Homer grunted. “What?”

“I understand. I get it.”

The killer glanced at him. “What is it you think you get?”

“Your plan.”

“My plan? I don’t have a plan.”

“Okay, let me put it another way,” said Goat. “I think I understand what the Red Mouth is telling you to do. I think I can envision what the Black Eye wants everyone to see.”

Homer smiled. It looked like a genuine smile, too. “You had a vision?”

“Not exactly.”

“Then what? Did the Red Mouth start whispering in your ear?”

“Maybe,” said Goat, “it sort of came to me.”

“What do you mean? What are you seeing?”

“You’re just going to drive across country, stopping every once in a while for a bite, and then keep going. You want to spread this thing as far and as wide as possible. You want to kill the whole fucking world, don’t you?”

Homer thought about it for a

while as they drove on through the rain. “Yeah, that about says it.”

“Is any of that stuff about the meek inheriting the earth true? Was any of that what you believe or was it all bullshit for the camera?”

Homer’s smile was slow and sly. “Does it really matter, boy?”

“I need to know.”

The lights of the big rigs in the opposite lane illuminated Homer Gibbon as he smiled again and shrugged.

“Wait … that’s it?” demanded Goat. “You put me through all this shit and then you brush me off with a fucking shrug?”

“What’s it matter to you?” asked the killer. “It’s all going to work out the same whether it’s true or not.”

Goat made a disgusted sound low in his throat.

“Dr. Volker told me what I am and you know what that is, don’t you, boy?”

Goat said nothing.

“I’m a fucking zombie. I’m already dead. You ever wonder why I move like I got arthritis?
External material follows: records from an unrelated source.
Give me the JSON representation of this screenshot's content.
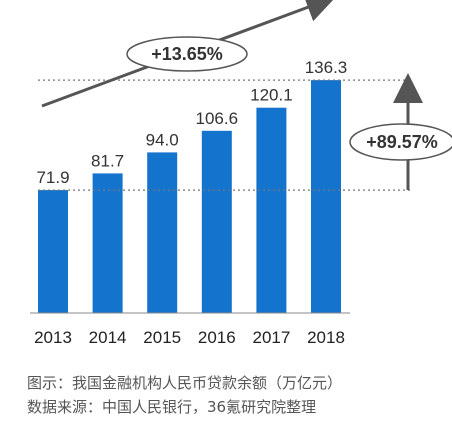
{
  "chart_data": {
    "type": "bar",
    "categories": [
      "2013",
      "2014",
      "2015",
      "2016",
      "2017",
      "2018"
    ],
    "values": [
      71.9,
      81.7,
      94.0,
      106.6,
      120.1,
      136.3
    ],
    "value_labels": [
      "71.9",
      "81.7",
      "94.0",
      "106.6",
      "120.1",
      "136.3"
    ],
    "ylim": [
      0,
      140
    ],
    "bar_color": "#1473cc",
    "annotations": {
      "trend_growth": "+13.65%",
      "total_growth": "+89.57%"
    }
  },
  "caption": {
    "line1": "图示：我国金融机构人民币贷款余额（万亿元）",
    "line2": "数据来源：中国人民银行，36氪研究院整理"
  }
}
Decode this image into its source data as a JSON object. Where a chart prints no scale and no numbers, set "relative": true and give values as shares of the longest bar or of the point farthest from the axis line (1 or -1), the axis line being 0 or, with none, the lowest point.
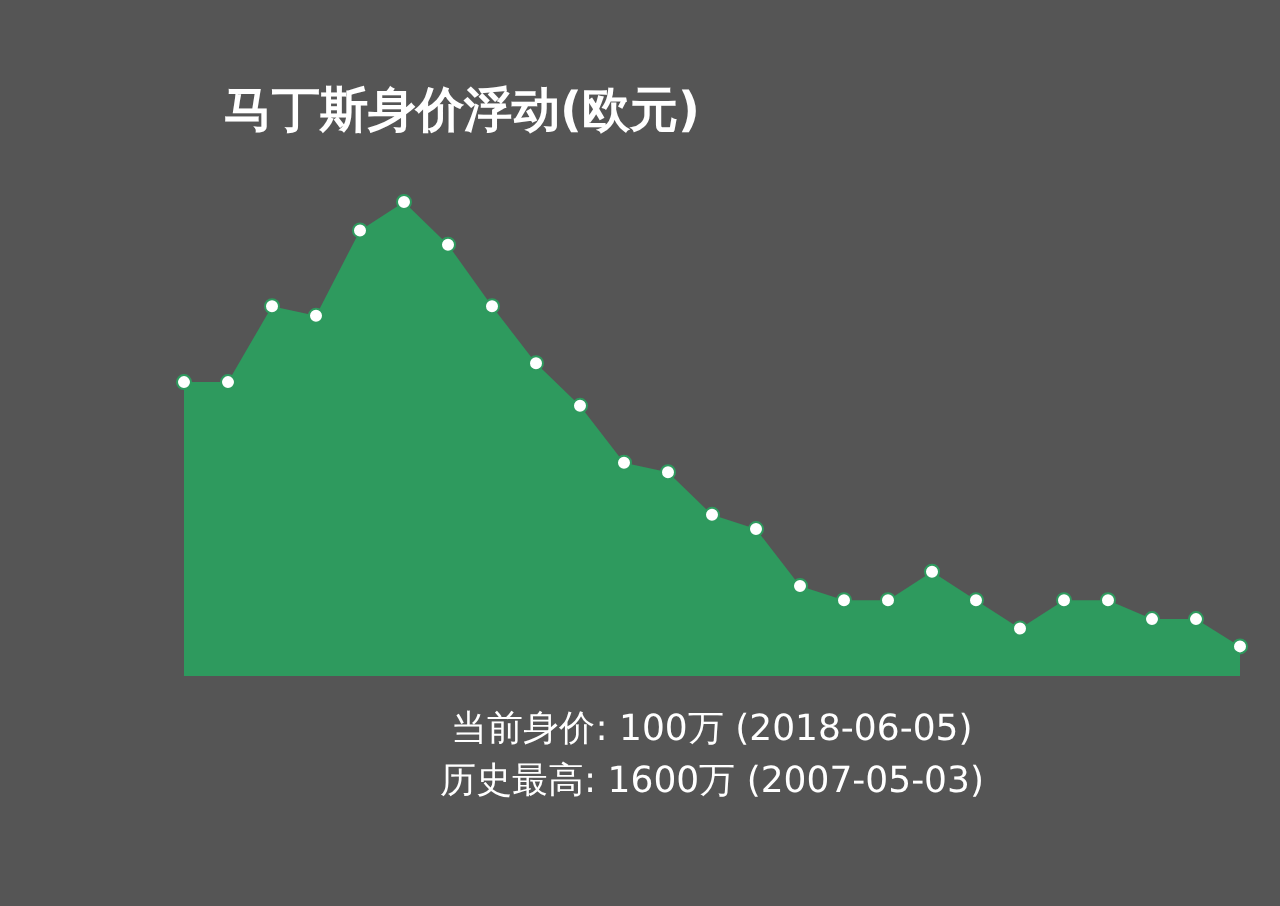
{
  "chart_data": {
    "type": "area",
    "title": "马丁斯身价浮动(欧元)",
    "annotations": [
      "当前身价: 100万 (2018-06-05)",
      "历史最高: 1600万 (2007-05-03)"
    ],
    "categories": [
      null,
      null,
      null,
      null,
      null,
      null,
      null,
      null,
      null,
      null,
      null,
      null,
      null,
      null,
      null,
      null,
      null,
      null,
      null,
      null,
      null,
      null,
      null,
      null,
      null
    ],
    "values": [
      0.62,
      0.62,
      0.78,
      0.76,
      0.94,
      1,
      0.91,
      0.78,
      0.66,
      0.57,
      0.45,
      0.43,
      0.34,
      0.31,
      0.19,
      0.16,
      0.16,
      0.22,
      0.16,
      0.1,
      0.16,
      0.16,
      0.12,
      0.12,
      0.0625
    ],
    "color": "#2e9a5e",
    "relative": true,
    "marker": "circle"
  }
}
You don’t know your basic medicine? I got rigor mortis. That means I’m already rotting. I may hear the Red Mouth speak to me, but when I look into the future with the Black Eye, you know what I see? I see me fucking dead and gone, motherfucker.” Homer suddenly struck the steering wheel with the heel of his palm. “That’s what I fucking see. Me. Dead. So I figured what the fuck. I might as well turn this into a party town. If I got to go then everybody’s got to come with me. Every-fucking-body. And, yeah, to answer your question, I do believe. And what I believe is that life’s a bitch and then we all fucking die. But not alone, boy. Not alone.”

Homer punctuated his remarks with a brutal laugh. Totally without mirth or humanity. A dead man’s laugh. A killer’s laugh.
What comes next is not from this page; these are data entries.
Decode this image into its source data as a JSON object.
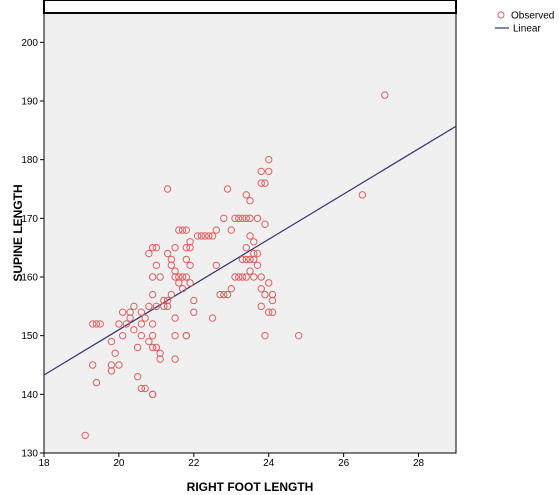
{
  "chart_data": {
    "type": "scatter",
    "xlabel": "RIGHT FOOT LENGTH",
    "ylabel": "SUPINE LENGTH",
    "xlim": [
      18,
      29
    ],
    "ylim": [
      130,
      205
    ],
    "x_ticks": [
      18,
      20,
      22,
      24,
      26,
      28
    ],
    "y_ticks": [
      130,
      140,
      150,
      160,
      170,
      180,
      190,
      200
    ],
    "grid": false,
    "legend_position": "top-right",
    "legend": [
      {
        "label": "Observed",
        "marker": "circle",
        "color": "#e06060"
      },
      {
        "label": "Linear",
        "marker": "line",
        "color": "#34317a"
      }
    ],
    "colors": {
      "plot_background": "#f0f0f0",
      "points": "#e06060",
      "fit_line": "#34317a"
    },
    "fit_line": {
      "x": [
        18,
        29
      ],
      "y": [
        143.3,
        185.7
      ]
    },
    "points": [
      [
        19.1,
        133
      ],
      [
        19.3,
        145
      ],
      [
        19.3,
        152
      ],
      [
        19.4,
        142
      ],
      [
        19.4,
        152
      ],
      [
        19.5,
        152
      ],
      [
        19.8,
        145
      ],
      [
        19.8,
        144
      ],
      [
        19.8,
        149
      ],
      [
        19.9,
        147
      ],
      [
        20.0,
        145
      ],
      [
        20.0,
        152
      ],
      [
        20.1,
        150
      ],
      [
        20.1,
        154
      ],
      [
        20.2,
        152
      ],
      [
        20.3,
        154
      ],
      [
        20.3,
        153
      ],
      [
        20.4,
        155
      ],
      [
        20.4,
        151
      ],
      [
        20.5,
        148
      ],
      [
        20.5,
        143
      ],
      [
        20.6,
        141
      ],
      [
        20.6,
        150
      ],
      [
        20.6,
        152
      ],
      [
        20.6,
        154
      ],
      [
        20.7,
        141
      ],
      [
        20.7,
        153
      ],
      [
        20.8,
        149
      ],
      [
        20.8,
        155
      ],
      [
        20.8,
        164
      ],
      [
        20.9,
        148
      ],
      [
        20.9,
        150
      ],
      [
        20.9,
        152
      ],
      [
        20.9,
        157
      ],
      [
        20.9,
        160
      ],
      [
        20.9,
        165
      ],
      [
        20.9,
        140
      ],
      [
        20.9,
        140
      ],
      [
        21.0,
        155
      ],
      [
        21.0,
        162
      ],
      [
        21.0,
        165
      ],
      [
        21.0,
        148
      ],
      [
        21.1,
        147
      ],
      [
        21.1,
        146
      ],
      [
        21.1,
        160
      ],
      [
        21.2,
        156
      ],
      [
        21.2,
        155
      ],
      [
        21.3,
        155
      ],
      [
        21.3,
        156
      ],
      [
        21.3,
        164
      ],
      [
        21.3,
        175
      ],
      [
        21.4,
        157
      ],
      [
        21.4,
        163
      ],
      [
        21.4,
        162
      ],
      [
        21.5,
        160
      ],
      [
        21.5,
        161
      ],
      [
        21.5,
        153
      ],
      [
        21.5,
        150
      ],
      [
        21.5,
        146
      ],
      [
        21.5,
        165
      ],
      [
        21.6,
        168
      ],
      [
        21.6,
        160
      ],
      [
        21.6,
        159
      ],
      [
        21.7,
        158
      ],
      [
        21.7,
        160
      ],
      [
        21.7,
        168
      ],
      [
        21.8,
        165
      ],
      [
        21.8,
        163
      ],
      [
        21.8,
        160
      ],
      [
        21.8,
        150
      ],
      [
        21.8,
        150
      ],
      [
        21.8,
        168
      ],
      [
        21.9,
        166
      ],
      [
        21.9,
        165
      ],
      [
        21.9,
        162
      ],
      [
        21.9,
        159
      ],
      [
        22.0,
        154
      ],
      [
        22.0,
        156
      ],
      [
        22.1,
        167
      ],
      [
        22.2,
        167
      ],
      [
        22.3,
        167
      ],
      [
        22.4,
        167
      ],
      [
        22.5,
        167
      ],
      [
        22.5,
        153
      ],
      [
        22.6,
        168
      ],
      [
        22.6,
        162
      ],
      [
        22.7,
        157
      ],
      [
        22.8,
        157
      ],
      [
        22.8,
        170
      ],
      [
        22.9,
        175
      ],
      [
        22.9,
        157
      ],
      [
        23.0,
        168
      ],
      [
        23.0,
        158
      ],
      [
        23.1,
        160
      ],
      [
        23.1,
        170
      ],
      [
        23.2,
        160
      ],
      [
        23.2,
        170
      ],
      [
        23.3,
        160
      ],
      [
        23.3,
        170
      ],
      [
        23.3,
        163
      ],
      [
        23.4,
        160
      ],
      [
        23.4,
        163
      ],
      [
        23.4,
        165
      ],
      [
        23.4,
        170
      ],
      [
        23.4,
        174
      ],
      [
        23.5,
        161
      ],
      [
        23.5,
        163
      ],
      [
        23.5,
        167
      ],
      [
        23.5,
        170
      ],
      [
        23.5,
        173
      ],
      [
        23.6,
        160
      ],
      [
        23.6,
        164
      ],
      [
        23.6,
        166
      ],
      [
        23.6,
        163
      ],
      [
        23.7,
        162
      ],
      [
        23.7,
        164
      ],
      [
        23.7,
        170
      ],
      [
        23.8,
        155
      ],
      [
        23.8,
        158
      ],
      [
        23.8,
        160
      ],
      [
        23.8,
        176
      ],
      [
        23.8,
        178
      ],
      [
        23.9,
        150
      ],
      [
        23.9,
        157
      ],
      [
        23.9,
        169
      ],
      [
        23.9,
        176
      ],
      [
        24.0,
        154
      ],
      [
        24.0,
        159
      ],
      [
        24.0,
        178
      ],
      [
        24.0,
        180
      ],
      [
        24.1,
        156
      ],
      [
        24.1,
        157
      ],
      [
        24.1,
        154
      ],
      [
        24.8,
        150
      ],
      [
        26.5,
        174
      ],
      [
        27.1,
        191
      ]
    ]
  }
}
“It’s the end of the world, boy. Just like the song says. And you know what? I feel just fine.”

Goat stared at him and something in his head seemed to break. To snap. To tear open. Maybe it was the Black Eye opening so he could see his own future. Maybe it was that. If so, the future that Goat saw was that of a desolated world. It was a wasteland of disease and rot, and there, standing amid an endless crowd of unmoving, unthinking, undying dead, was his own body. Robbed of life, of hope, of any possibility of anything. It was the ugliest thing he could imagine. Bleak and pointless.

He leaned closer to Homer Gibbon, wanting to see the killer’s face clearly in the whitewash of headlines. As each of the big interstate truckers whisked by he saw that evil face in a stark strobe. Each blink, each flash image, was identical. Inert, eternal, irredeemable.